SOCHI, Russia, Feb 13 (Reuters) - This week’s Russia v United States ice hockey clash will be a totally different affair from the David and Goliath tale that ended with a U.S. team of unknowns stunning the Soviet Union at the Winter Olympics 34 years ago.
That group of amateur and college athletes captured the hearts of the sporting world at the 1980 Lake Placid Games when they stunned a talented Soviet team that had won nearly every world championship and Olympic tournament since 1964.
The medal-round game, widely known as the “Miracle on Ice,” was not even shown live on U.S. television but Saturday’s preliminary-round match between the two nations is a must-see clash that will draw massive ratings.
“I‘m always nervous, but everybody will be nervous,” said Vladislav Tretyak, president of the Russian Ice Hockey Federation and the goalie who started in the 1980 game.
“We’re all nervous because everybody wants to win, especially against us.
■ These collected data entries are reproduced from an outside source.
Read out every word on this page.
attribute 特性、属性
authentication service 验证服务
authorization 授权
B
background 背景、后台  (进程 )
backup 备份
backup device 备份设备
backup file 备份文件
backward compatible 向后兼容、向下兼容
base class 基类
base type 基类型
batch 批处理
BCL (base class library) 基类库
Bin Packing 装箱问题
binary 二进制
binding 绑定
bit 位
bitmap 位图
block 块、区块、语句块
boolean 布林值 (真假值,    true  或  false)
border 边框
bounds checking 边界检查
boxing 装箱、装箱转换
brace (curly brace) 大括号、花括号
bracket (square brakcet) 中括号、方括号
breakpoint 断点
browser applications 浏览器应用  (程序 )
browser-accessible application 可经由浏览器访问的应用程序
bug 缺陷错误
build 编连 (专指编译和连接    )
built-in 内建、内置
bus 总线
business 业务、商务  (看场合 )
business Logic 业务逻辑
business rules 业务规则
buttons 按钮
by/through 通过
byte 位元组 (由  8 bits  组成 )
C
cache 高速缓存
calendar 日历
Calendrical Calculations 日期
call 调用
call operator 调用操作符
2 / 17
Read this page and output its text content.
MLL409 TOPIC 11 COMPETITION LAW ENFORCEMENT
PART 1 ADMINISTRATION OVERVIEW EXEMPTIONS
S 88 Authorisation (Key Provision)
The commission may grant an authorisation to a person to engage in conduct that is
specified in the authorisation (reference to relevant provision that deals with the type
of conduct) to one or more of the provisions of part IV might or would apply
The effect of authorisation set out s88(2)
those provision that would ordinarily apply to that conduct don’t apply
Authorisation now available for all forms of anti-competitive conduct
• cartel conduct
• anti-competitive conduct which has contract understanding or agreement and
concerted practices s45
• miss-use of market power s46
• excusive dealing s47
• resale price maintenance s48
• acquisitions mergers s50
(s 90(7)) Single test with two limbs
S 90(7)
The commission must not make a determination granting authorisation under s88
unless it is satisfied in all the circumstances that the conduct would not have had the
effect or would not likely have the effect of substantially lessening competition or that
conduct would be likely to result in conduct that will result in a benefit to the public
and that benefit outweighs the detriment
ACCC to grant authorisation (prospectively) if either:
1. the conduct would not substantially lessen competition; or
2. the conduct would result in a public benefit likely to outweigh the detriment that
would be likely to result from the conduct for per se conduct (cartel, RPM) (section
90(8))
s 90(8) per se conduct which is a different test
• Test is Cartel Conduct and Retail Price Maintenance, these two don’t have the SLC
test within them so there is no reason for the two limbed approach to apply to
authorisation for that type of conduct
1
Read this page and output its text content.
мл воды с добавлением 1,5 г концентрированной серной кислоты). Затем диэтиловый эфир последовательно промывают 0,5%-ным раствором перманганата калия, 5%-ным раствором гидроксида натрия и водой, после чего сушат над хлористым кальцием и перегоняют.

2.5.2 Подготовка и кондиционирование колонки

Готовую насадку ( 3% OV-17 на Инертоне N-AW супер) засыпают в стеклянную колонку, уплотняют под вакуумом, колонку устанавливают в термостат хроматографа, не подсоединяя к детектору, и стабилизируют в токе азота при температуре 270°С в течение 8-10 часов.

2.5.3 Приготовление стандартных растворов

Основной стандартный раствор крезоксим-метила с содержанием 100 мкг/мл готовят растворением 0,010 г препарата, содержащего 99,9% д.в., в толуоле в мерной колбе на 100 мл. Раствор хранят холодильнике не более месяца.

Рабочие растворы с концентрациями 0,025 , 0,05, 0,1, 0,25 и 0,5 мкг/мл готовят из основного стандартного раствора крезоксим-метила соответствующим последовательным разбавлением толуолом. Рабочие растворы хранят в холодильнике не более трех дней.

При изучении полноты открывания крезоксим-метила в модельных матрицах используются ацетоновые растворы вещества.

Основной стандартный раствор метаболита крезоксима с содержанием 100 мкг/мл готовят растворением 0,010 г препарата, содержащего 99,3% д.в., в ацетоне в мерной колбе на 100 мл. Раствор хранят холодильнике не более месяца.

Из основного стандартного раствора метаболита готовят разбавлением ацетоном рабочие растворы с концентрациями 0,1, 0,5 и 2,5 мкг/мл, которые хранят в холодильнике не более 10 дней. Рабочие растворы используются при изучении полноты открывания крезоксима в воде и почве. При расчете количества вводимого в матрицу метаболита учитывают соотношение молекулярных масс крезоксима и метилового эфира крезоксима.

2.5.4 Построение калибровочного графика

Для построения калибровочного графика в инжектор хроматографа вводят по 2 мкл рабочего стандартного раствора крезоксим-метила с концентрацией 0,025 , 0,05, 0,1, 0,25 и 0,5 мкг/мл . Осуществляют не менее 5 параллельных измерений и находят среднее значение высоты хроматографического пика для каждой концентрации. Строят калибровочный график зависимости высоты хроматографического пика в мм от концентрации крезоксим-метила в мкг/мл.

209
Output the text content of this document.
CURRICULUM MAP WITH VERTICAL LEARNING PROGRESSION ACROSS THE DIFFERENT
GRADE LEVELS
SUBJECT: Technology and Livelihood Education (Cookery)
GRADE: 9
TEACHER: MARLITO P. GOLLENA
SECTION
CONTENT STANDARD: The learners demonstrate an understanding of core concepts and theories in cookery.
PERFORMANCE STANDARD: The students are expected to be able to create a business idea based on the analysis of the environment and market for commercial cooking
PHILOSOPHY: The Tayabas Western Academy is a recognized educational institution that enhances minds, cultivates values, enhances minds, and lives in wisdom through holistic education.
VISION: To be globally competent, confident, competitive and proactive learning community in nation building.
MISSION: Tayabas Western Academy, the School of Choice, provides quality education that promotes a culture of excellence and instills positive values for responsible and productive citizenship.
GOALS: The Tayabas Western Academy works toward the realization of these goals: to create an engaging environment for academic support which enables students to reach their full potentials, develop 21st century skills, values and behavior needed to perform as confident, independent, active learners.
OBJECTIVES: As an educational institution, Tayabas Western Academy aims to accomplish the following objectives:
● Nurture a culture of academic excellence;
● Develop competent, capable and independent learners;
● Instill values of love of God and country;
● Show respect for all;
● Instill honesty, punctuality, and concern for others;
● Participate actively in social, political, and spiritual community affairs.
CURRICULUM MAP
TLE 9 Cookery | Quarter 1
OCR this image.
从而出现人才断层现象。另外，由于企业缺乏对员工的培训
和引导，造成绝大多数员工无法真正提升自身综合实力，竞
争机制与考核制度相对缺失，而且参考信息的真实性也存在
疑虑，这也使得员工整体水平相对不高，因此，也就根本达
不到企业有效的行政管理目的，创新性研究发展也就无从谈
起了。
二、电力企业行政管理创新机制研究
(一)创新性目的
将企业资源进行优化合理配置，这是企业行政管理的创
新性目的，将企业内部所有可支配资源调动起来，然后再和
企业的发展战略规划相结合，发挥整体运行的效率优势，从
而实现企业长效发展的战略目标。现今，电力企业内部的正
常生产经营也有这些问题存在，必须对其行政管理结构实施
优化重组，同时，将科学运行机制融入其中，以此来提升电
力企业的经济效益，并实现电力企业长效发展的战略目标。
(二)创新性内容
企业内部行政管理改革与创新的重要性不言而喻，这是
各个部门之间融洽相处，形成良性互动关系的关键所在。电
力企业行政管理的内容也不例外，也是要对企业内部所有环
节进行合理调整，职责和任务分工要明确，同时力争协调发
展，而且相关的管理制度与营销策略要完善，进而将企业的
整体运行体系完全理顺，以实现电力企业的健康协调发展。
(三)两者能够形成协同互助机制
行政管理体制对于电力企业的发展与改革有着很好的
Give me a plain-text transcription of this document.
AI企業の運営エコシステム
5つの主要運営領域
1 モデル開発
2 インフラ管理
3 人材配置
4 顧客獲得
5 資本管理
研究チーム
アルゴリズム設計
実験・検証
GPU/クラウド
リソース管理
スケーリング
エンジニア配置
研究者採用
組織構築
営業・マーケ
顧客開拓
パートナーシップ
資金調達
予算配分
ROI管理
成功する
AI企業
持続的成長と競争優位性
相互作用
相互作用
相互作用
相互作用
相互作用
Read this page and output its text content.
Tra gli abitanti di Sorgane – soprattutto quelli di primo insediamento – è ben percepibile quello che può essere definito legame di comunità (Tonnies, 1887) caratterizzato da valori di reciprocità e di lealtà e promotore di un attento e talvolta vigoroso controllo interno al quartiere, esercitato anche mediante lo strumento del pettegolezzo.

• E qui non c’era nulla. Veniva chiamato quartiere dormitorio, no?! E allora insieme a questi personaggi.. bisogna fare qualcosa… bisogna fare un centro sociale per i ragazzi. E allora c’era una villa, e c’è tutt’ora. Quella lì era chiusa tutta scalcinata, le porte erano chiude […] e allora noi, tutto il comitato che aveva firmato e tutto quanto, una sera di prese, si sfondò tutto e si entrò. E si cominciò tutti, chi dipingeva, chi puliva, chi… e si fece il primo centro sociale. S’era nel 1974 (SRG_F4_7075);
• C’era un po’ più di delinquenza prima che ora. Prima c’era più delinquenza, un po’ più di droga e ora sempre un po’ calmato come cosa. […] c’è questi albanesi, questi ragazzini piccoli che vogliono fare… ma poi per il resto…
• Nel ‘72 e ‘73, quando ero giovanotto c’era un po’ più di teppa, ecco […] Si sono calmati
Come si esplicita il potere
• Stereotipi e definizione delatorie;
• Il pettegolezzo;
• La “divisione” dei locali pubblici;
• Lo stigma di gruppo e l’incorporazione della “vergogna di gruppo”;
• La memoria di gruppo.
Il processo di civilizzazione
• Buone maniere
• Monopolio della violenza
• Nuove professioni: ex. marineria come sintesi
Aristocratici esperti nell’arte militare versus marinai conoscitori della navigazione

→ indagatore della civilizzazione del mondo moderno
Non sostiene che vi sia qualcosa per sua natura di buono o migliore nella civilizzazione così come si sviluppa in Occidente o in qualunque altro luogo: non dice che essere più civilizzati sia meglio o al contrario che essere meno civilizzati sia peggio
All the teams want to face us in the final.”
With a team comprised entirely of top National Hockey League players and looking to build on the silver medal won at the 2010 Vancouver Games, the U.S. will not be able to fly under the radar in Sochi.
The Russian team will not be taken lightly either because it includes a mix of NHL stars, most notably high-scoring forward Alex Ovechkin, and talent from the Kontinental Hockey League, Russia’s top league.
Unlike the 1980 Soviet team that was expected to blow by the United States, this year’s Russian squad will enter the game on a mission to restore pride to a hockey nation stinging from a sixth-place finish at the 2010 Vancouver Games.
Russia’s squad in Sochi will carry the weight of an entire nation on their collective shoulders and nothing short of a gold medal will suffice in the hockey-mad country. Russia President Vladimir Putin has said the ice hockey gold was the one medal he wanted his nation to win.
“Yeah, this Olympics there is much more pressure,” Russian captain Pavel Datsyuk told reporters. “Usually, there’s lots of pressure but this is much more, playing at home, in front of our fans.”
Russia boasts one of the more explosive and talented forward lineups in the 12-team tournament, led by Ovechkin, Datsyuk, Evgeni Malkin and Ilya Kovalchuk.
The main area of concern for the team, which also has plenty of talent in goal, is a young defense that will have their hands full and nerves tested in a pressure-packed Olympic environment.
In 2010, the United States were again labelled as underdogs but played far better than expected and with admirable spirit en route to an overtime loss to Canada in the gold-medal game.
They arrive in Sochi with much loftier ambitions than the national teams who preceded them and with hopes of securing their own place in the history books.
“I think the Miracle obviously is a great accomplishment for the U.S., but it was 34 years ago and we’re still living on something that happened 34 years ago,” U.S. forward David Backes told reporters.
“As great as it was, and as awesome an accomplishment, I think the guys here would like to write our own chapter and we can talk about ‘80 and 2014.”
The $50 billion spent on the Sochi Games, the most expensive Olympics staged, is intended to showcase Putin’s power but also puts added pressure on the host country’s team.
“Russia hasn’t won a gold medal yet in hockey. You can see how much our president and all of those guys have put in to host the Olympics and they are very proud of it,” said Kovalchuk.